ST. PAUL, MN—Representative John Petersburg, R-Waseca, sent a letter last week to Human Services Commissioner Lucinda Jesson and Governor Mark Dayton expressing concerns over the statewide procurement decision and its impacts on the South Country Health Alliance (SCHA). SCHA was recently awarded just one county contract out of the 11 counties it currently serves, meaning thousands of residents on MinnesotaCare and Medical Assistance could be forced to change plans and enroll through a different provider. The decision means an 85% overall reduction in membership, which could threaten the future viability of SCHA and their 100 employees—more than half of which reside in Steele County.

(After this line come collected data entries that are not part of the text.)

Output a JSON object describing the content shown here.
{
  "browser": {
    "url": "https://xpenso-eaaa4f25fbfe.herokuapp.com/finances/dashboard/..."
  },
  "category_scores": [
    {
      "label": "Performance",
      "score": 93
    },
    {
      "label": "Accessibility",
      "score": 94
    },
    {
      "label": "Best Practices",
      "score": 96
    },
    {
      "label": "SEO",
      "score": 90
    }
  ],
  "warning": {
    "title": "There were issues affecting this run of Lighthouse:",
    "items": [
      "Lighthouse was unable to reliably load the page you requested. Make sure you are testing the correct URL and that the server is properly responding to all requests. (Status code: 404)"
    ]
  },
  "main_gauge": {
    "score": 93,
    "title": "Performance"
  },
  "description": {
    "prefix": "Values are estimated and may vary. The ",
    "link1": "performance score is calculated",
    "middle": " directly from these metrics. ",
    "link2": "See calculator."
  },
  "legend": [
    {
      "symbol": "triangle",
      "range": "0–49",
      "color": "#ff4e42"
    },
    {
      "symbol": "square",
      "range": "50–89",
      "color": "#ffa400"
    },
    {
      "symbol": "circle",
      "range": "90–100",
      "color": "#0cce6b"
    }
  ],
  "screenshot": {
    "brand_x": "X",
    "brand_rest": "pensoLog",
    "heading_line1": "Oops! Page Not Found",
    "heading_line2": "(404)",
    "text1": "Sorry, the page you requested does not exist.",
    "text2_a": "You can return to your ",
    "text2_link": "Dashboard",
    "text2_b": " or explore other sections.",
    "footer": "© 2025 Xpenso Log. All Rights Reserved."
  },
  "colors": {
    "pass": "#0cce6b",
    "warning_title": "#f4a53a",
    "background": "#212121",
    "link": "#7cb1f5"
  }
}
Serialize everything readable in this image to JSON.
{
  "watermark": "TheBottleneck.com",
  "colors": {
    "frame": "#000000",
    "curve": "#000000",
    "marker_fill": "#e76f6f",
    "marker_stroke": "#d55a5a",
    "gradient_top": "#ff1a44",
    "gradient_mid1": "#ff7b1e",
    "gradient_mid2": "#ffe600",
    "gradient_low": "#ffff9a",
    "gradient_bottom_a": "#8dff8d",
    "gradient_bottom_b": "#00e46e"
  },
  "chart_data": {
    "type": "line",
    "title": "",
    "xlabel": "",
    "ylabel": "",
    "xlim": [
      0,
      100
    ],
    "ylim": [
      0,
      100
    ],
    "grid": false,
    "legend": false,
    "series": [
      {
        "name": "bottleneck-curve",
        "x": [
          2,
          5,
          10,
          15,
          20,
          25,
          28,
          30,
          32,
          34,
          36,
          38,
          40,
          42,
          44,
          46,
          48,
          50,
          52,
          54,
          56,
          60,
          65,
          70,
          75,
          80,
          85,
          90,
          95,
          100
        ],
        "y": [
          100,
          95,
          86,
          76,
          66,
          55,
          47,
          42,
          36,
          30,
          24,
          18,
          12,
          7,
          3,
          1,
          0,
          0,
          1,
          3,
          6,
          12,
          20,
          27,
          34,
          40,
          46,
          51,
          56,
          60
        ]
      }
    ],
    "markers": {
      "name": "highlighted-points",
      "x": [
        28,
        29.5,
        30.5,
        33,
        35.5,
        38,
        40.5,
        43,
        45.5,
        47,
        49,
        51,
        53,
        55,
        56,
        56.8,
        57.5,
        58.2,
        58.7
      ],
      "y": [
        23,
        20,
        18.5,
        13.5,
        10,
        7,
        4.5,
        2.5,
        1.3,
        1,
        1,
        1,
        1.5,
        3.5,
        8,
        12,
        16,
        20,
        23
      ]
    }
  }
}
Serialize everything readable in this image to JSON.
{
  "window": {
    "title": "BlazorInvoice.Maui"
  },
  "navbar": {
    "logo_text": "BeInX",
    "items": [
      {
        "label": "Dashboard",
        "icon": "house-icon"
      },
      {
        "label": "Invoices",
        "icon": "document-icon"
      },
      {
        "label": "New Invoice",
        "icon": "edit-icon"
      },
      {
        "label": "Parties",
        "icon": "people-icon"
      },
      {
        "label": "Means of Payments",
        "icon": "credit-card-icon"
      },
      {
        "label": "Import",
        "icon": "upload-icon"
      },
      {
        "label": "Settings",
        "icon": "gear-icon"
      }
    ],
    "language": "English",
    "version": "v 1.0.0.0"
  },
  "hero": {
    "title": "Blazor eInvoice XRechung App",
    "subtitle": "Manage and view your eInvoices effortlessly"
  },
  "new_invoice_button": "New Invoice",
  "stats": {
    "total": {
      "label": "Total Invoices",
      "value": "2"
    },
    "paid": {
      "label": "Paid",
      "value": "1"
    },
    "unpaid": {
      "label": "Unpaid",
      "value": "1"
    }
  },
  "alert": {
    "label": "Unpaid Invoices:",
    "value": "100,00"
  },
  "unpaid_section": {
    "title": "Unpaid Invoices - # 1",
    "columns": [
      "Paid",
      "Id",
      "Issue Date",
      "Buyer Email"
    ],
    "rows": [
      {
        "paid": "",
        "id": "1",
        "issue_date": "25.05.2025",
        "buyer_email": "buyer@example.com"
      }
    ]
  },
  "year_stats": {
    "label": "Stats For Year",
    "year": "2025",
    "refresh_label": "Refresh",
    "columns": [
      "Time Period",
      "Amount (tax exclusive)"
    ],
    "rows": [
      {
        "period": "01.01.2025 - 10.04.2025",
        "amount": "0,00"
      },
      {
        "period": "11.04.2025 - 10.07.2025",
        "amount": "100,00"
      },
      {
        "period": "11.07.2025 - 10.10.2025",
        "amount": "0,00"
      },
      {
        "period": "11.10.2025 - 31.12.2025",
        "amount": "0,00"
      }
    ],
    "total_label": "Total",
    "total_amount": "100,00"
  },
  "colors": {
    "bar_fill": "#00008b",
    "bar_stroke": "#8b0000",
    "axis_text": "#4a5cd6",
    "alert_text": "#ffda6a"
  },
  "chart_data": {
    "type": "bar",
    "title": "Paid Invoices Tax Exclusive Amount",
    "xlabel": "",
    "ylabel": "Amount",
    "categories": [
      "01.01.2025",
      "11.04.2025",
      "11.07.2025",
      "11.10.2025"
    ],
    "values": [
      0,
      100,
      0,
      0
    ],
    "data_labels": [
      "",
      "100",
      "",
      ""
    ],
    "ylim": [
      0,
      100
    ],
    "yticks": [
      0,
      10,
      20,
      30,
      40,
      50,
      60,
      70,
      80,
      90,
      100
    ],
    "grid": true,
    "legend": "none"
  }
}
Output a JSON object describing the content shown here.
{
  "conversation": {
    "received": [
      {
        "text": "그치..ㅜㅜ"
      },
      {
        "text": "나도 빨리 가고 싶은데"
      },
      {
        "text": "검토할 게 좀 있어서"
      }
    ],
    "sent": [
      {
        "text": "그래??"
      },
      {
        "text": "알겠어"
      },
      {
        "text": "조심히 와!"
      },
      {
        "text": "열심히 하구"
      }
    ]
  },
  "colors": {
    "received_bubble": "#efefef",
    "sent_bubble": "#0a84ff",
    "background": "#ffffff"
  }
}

Petersburg urges Commissioner Jesson and Governor Dayton to reconsider the short and long-term implications of the decision to move away from SCHA and requested that they allow the full appeal process to take place before finalizing managed care contract decisions.
"Thousands of families in our community rely on SCHA for access to quality care and plans they can rely on that meet the needs of their loved ones," Petersburg said. "I hope the Governor and Commissioner Jesson will consider the long and short-term implications of this system. Moving thousands seniors and low-income families to new plans could mean unnecessary headaches, and job losses for dozens of employees here in Steele County. It's my hope we can find a solution that finds the cost savings we're looking for without the hassle and disruptions that could be caused by moving away from SCHA.